Last August, Marc Andreessen, the man whose Netscape Web browser ignited
the original dot-com boom and who is now one of Silicon Valley’s most
influential venture capitalists, wrote a much-discussed op-ed in the Wall Street Journal.
His argument was that “software is eating the world.” At a time of low
start-up costs and broadly distributed Internet access that allows for
massive economies of scale, software has reached a tipping point that
will allow it to disrupt industry after industry, in a dynamic
epitomized by the recent collapse of Borders under the giant foot of
Amazon. And the next industries up for wholesale transformation by
software, Andreessen wrote, are health care and education. That, at
least, is where he’s aiming his venture money. And where Andreessen
goes, others follow. According to the National Venture Capital
Association, investment in education technology companies increased from
less than $100 million in 2007 to nearly $400 million last year. For
the huge generator of innovation, technology, and wealth that is Silicon
Valley, higher education is a particularly fat target right now.

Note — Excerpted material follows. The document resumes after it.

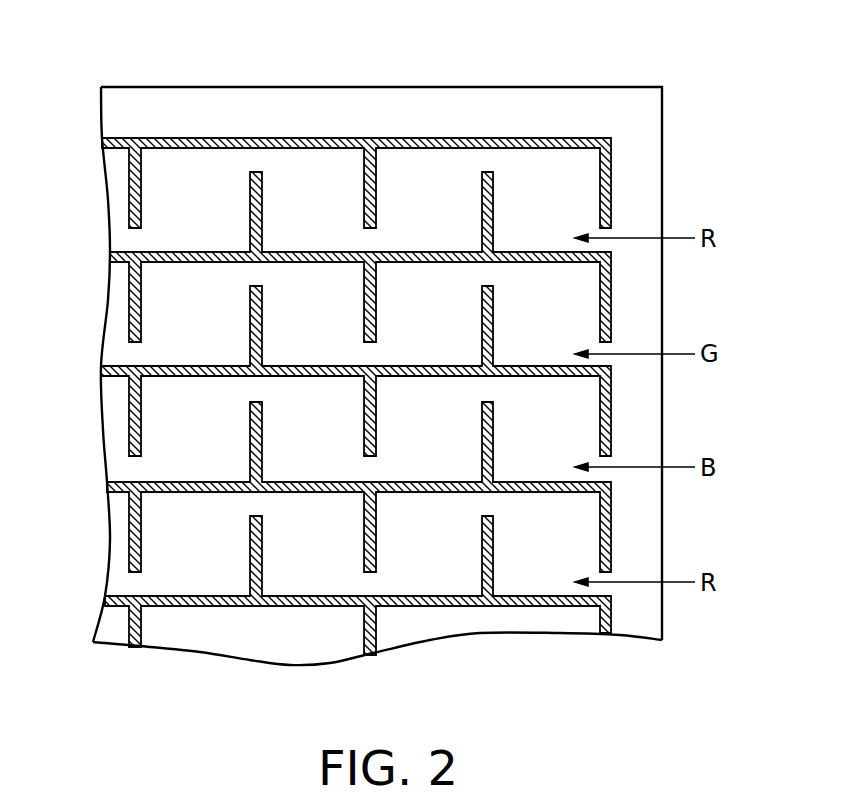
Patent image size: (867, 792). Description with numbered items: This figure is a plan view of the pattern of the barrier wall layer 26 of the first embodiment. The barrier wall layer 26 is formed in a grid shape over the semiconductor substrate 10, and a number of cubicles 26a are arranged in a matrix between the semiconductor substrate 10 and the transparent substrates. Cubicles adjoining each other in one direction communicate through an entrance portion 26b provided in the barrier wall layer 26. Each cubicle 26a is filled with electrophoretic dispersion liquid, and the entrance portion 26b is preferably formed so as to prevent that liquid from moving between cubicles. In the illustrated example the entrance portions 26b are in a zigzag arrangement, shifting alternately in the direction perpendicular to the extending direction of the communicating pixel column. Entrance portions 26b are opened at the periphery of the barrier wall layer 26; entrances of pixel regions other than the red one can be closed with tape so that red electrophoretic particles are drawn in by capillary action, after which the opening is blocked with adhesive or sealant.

The semiconductor substrate 10 is at (530, 87).
The barrier wall layer 26 is at (463, 138).
The cubicle 26a is at (549, 172).
The entrance portion 26b is at (253, 158).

...The ongoing carnage in the newspaper industry provides an object lesson
of what can happen when a long-established, information-focused
industry’s business model is challenged by low-price competitors online.
The disruptive power of information technology may be our best hope for
curing the chronic college cost disease that is driving a growing
number of students into ruinous debt or out of higher education
altogether. It may also be an existential threat to institutions that
have long played a crucial role in American life.